Friday, April 24, 2009

Australia


- 3 Eberts

This movie, set in 1939, tried to be the Australian Gone with the Wind but it fails on most levels. Like GWTW it was beautifully filmed and epic in scale. GWTW had the burning of Atlanta and Australia had the burning and bombing of Darwin.
The movies were different because the story was so much better in GWTW. The trials and tribulations of Scarlett and Rhett were portrayed so well that they carried the movie. The Civil War served as a great back drop and was well integrated into the sophisticated soap opera.
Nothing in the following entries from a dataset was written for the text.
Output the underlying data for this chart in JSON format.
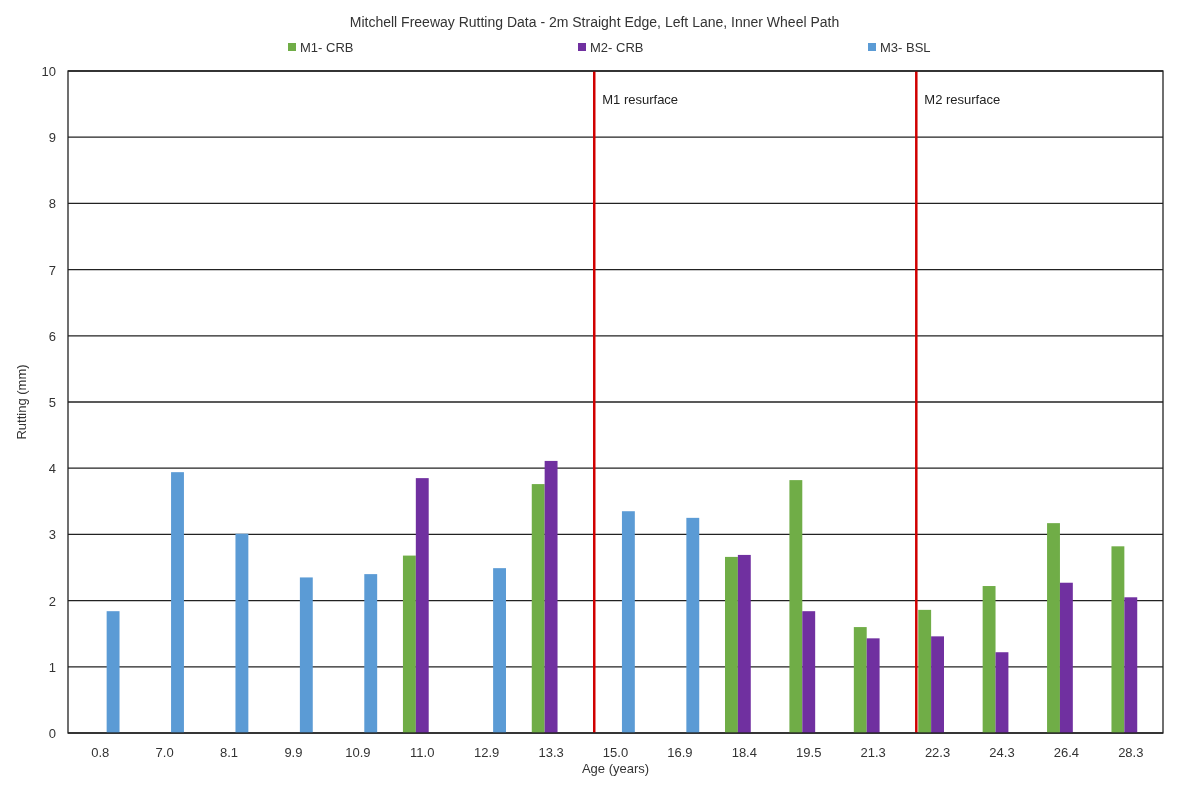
{
  "chart_data": {
    "type": "bar",
    "title": "Mitchell Freeway Rutting Data - 2m Straight Edge, Left Lane, Inner Wheel Path",
    "xlabel": "Age (years)",
    "ylabel": "Rutting (mm)",
    "categories": [
      "0.8",
      "7.0",
      "8.1",
      "9.9",
      "10.9",
      "11.0",
      "12.9",
      "13.3",
      "15.0",
      "16.9",
      "18.4",
      "19.5",
      "21.3",
      "22.3",
      "24.3",
      "26.4",
      "28.3"
    ],
    "series": [
      {
        "name": "M1- CRB",
        "color": "#70ad47",
        "values": [
          null,
          null,
          null,
          null,
          null,
          2.68,
          null,
          3.76,
          null,
          null,
          2.66,
          3.82,
          1.6,
          1.86,
          2.22,
          3.17,
          2.82
        ]
      },
      {
        "name": "M2- CRB",
        "color": "#7030a0",
        "values": [
          null,
          null,
          null,
          null,
          null,
          3.85,
          null,
          4.11,
          null,
          null,
          2.69,
          1.84,
          1.43,
          1.46,
          1.22,
          2.27,
          2.05
        ]
      },
      {
        "name": "M3- BSL",
        "color": "#5b9bd5",
        "values": [
          1.84,
          3.94,
          3.01,
          2.35,
          2.4,
          null,
          2.49,
          null,
          3.35,
          3.25,
          null,
          null,
          null,
          null,
          null,
          null,
          null
        ]
      }
    ],
    "ylim": [
      0,
      10
    ],
    "yticks": [
      0,
      1,
      2,
      3,
      4,
      5,
      6,
      7,
      8,
      9,
      10
    ],
    "grid": "y",
    "legend": "top",
    "ref_lines": [
      {
        "axis": "x",
        "value": "15.0",
        "label": "M1 resurface",
        "color": "#d00000"
      },
      {
        "axis": "x",
        "value": "22.3",
        "label": "M2 resurface",
        "color": "#d00000"
      }
    ]
  }
}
In Australia the story of Lady Ashley and Drover could not carry the movie. The story should have been interesting and dramatic, but for some reason it wasn't. The tone was more Disney-like than dramatic.
The movies were also different because GWTW, although a better movie was at heart a well done propaganda film supporting an insidious and evil world view. GWTW made in clear that the Southern way of life in the ante-bellum years was beneficial to both the slaves and the slave holders. It portrayed and supported a paternalistic view of society in a romantic way. In the context of the movie, having Big Sam volunteer to dig trenches for the South makes perfect sense. GWTW was also a movie telling the North in 1939 America, not to interfere again in the internal racial policies of the South.
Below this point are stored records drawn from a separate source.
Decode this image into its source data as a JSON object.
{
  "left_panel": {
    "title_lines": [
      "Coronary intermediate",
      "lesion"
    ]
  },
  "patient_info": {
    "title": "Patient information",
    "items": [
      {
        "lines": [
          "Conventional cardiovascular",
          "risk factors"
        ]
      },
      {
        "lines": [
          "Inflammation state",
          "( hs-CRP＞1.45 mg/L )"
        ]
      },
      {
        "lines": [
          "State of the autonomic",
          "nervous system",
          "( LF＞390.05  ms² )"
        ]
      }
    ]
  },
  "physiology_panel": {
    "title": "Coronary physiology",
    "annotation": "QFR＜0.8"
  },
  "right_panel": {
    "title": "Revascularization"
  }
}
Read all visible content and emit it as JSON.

Australia, on the other hand, supports a world view condemning Australia's past. Drover, who is the hero of the story, had married an Aborigine. He considers his brother-in-law to be his brother. The movie is very strong in its condemnation of Australia's policy of taking mixed race Aborigines from their homes and and trying to turn them into "proper" Australians.
Australia can be looked at as the ant-GWTW. One revels in an evil past and the other abhors it. Australia isn't half the movie GWTW is, but it is by far a more honorable and honest movie.
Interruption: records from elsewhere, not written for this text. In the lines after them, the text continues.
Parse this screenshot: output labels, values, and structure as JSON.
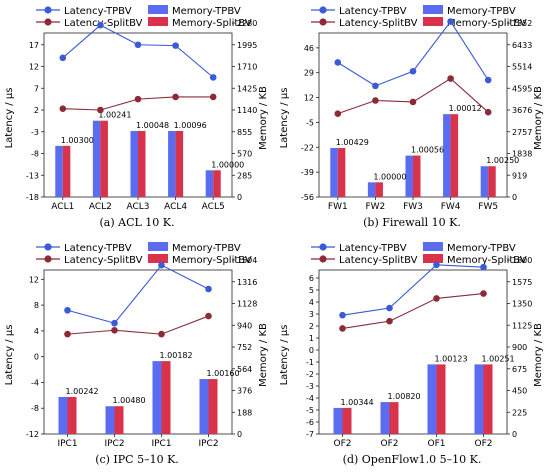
{
  "colors": {
    "latency_tpbv": "#3a5ad7",
    "latency_splitbv": "#8c2a38",
    "memory_tpbv": "#5b6cf0",
    "memory_splitbv": "#d8334a"
  },
  "legend": {
    "latency_tpbv": "Latency-TPBV",
    "latency_splitbv": "Latency-SplitBV",
    "memory_tpbv": "Memory-TPBV",
    "memory_splitbv": "Memory-SplitBV"
  },
  "chart_data": [
    {
      "type": "bar",
      "caption": "(a)  ACL 10 K.",
      "ylabel_left": "Latency / μs",
      "ylabel_right": "Memory / KB",
      "categories": [
        "ACL1",
        "ACL2",
        "ACL3",
        "ACL4",
        "ACL5"
      ],
      "left_ticks": [
        "-18",
        "-13",
        "-8",
        "-3",
        "2",
        "7",
        "12",
        "17"
      ],
      "ylim_left": [
        -18,
        22
      ],
      "right_ticks": [
        "0",
        "285",
        "570",
        "855",
        "1140",
        "1425",
        "1710",
        "1995",
        "2280"
      ],
      "ylim_right": [
        0,
        2280
      ],
      "latency_tpbv": [
        14.0,
        21.5,
        17.0,
        16.8,
        9.5
      ],
      "latency_splitbv": [
        2.3,
        2.0,
        4.5,
        5.0,
        5.0
      ],
      "memory_tpbv": [
        670,
        1000,
        865,
        865,
        350
      ],
      "memory_splitbv": [
        670,
        1000,
        865,
        865,
        350
      ],
      "ratio_labels": [
        "1.00300",
        "1.00241",
        "1.00048",
        "1.00096",
        "1.00000"
      ],
      "legend_position": "top"
    },
    {
      "type": "bar",
      "caption": "(b)  Firewall 10 K.",
      "ylabel_left": "Latency / μs",
      "ylabel_right": "Memory / KB",
      "categories": [
        "FW1",
        "FW2",
        "FW3",
        "FW4",
        "FW5"
      ],
      "left_ticks": [
        "-56",
        "-39",
        "-22",
        "-5",
        "12",
        "29",
        "46",
        "63"
      ],
      "ylim_left": [
        -56,
        63
      ],
      "right_ticks": [
        "0",
        "919",
        "1838",
        "2757",
        "3676",
        "4595",
        "5514",
        "6433",
        "7352"
      ],
      "ylim_right": [
        0,
        7352
      ],
      "latency_tpbv": [
        36.0,
        20.0,
        30.0,
        64.0,
        24.0
      ],
      "latency_splitbv": [
        1.0,
        10.0,
        9.0,
        25.0,
        2.0
      ],
      "memory_tpbv": [
        2070,
        620,
        1750,
        3500,
        1300
      ],
      "memory_splitbv": [
        2070,
        620,
        1750,
        3500,
        1300
      ],
      "ratio_labels": [
        "1.00429",
        "1.00000",
        "1.00056",
        "1.00012",
        "1.00250"
      ],
      "legend_position": "top"
    },
    {
      "type": "bar",
      "caption": "(c)  IPC 5–10 K.",
      "ylabel_left": "Latency / μs",
      "ylabel_right": "Memory / KB",
      "categories": [
        "IPC1",
        "IPC2",
        "IPC1",
        "IPC2"
      ],
      "left_ticks": [
        "-12",
        "-8",
        "-4",
        "0",
        "4",
        "8",
        "12"
      ],
      "ylim_left": [
        -12,
        15
      ],
      "right_ticks": [
        "0",
        "188",
        "376",
        "564",
        "752",
        "940",
        "1128",
        "1316",
        "1504"
      ],
      "ylim_right": [
        0,
        1504
      ],
      "latency_tpbv": [
        7.2,
        5.2,
        14.2,
        10.5
      ],
      "latency_splitbv": [
        3.5,
        4.1,
        3.5,
        6.3
      ],
      "memory_tpbv": [
        320,
        240,
        630,
        475
      ],
      "memory_splitbv": [
        320,
        240,
        630,
        475
      ],
      "ratio_labels": [
        "1.00242",
        "1.00480",
        "1.00182",
        "1.00160"
      ],
      "legend_position": "top"
    },
    {
      "type": "bar",
      "caption": "(d)  OpenFlow1.0 5–10 K.",
      "ylabel_left": "Latency / μs",
      "ylabel_right": "Memory / KB",
      "categories": [
        "OF2",
        "OF2",
        "OF1",
        "OF2"
      ],
      "left_ticks": [
        "-7",
        "-6",
        "-5",
        "-4",
        "-3",
        "-2",
        "-1",
        "0",
        "1",
        "2",
        "3",
        "4",
        "5",
        "6",
        "7"
      ],
      "ylim_left": [
        -7,
        7.5
      ],
      "right_ticks": [
        "0",
        "225",
        "450",
        "675",
        "900",
        "1125",
        "1350",
        "1575",
        "1800"
      ],
      "ylim_right": [
        0,
        1800
      ],
      "latency_tpbv": [
        2.9,
        3.5,
        7.1,
        6.9
      ],
      "latency_splitbv": [
        1.8,
        2.4,
        4.3,
        4.7
      ],
      "memory_tpbv": [
        270,
        330,
        720,
        720
      ],
      "memory_splitbv": [
        270,
        330,
        720,
        720
      ],
      "ratio_labels": [
        "1.00344",
        "1.00820",
        "1.00123",
        "1.00251"
      ],
      "legend_position": "top"
    }
  ]
}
Roger had some problems with the movie presenting the Aboriginal people practicing and believing in magic. He said, "Luhrmann is rightly contemptuous of Australia's 're-education' policies; he shows Nullah taking pride in his heritage and paints the white enforcers as the demented racists they were. But Australia also accepts aboriginal mystical powers lock, stock and barrel, and that I think may be condescending."
I know what Roger is saying but I don't agree. The movie is about the aborigine world view and in 1939 they practiced and believed in magic. I think this aspect of the movie is presented in a powerful and beautiful way.
Another thing I found interesting in Australia was the use of another 1939 movie, The Wizard of Oz, as a plot device.
I liked Australia. I think it was a little too long and the main story wasn't presented in a dramatic enough tone. It is definitely worth seeing, even though it could have been much better. I enjoyed the ending. Nullah, like Dorothy, finds out he can go home again.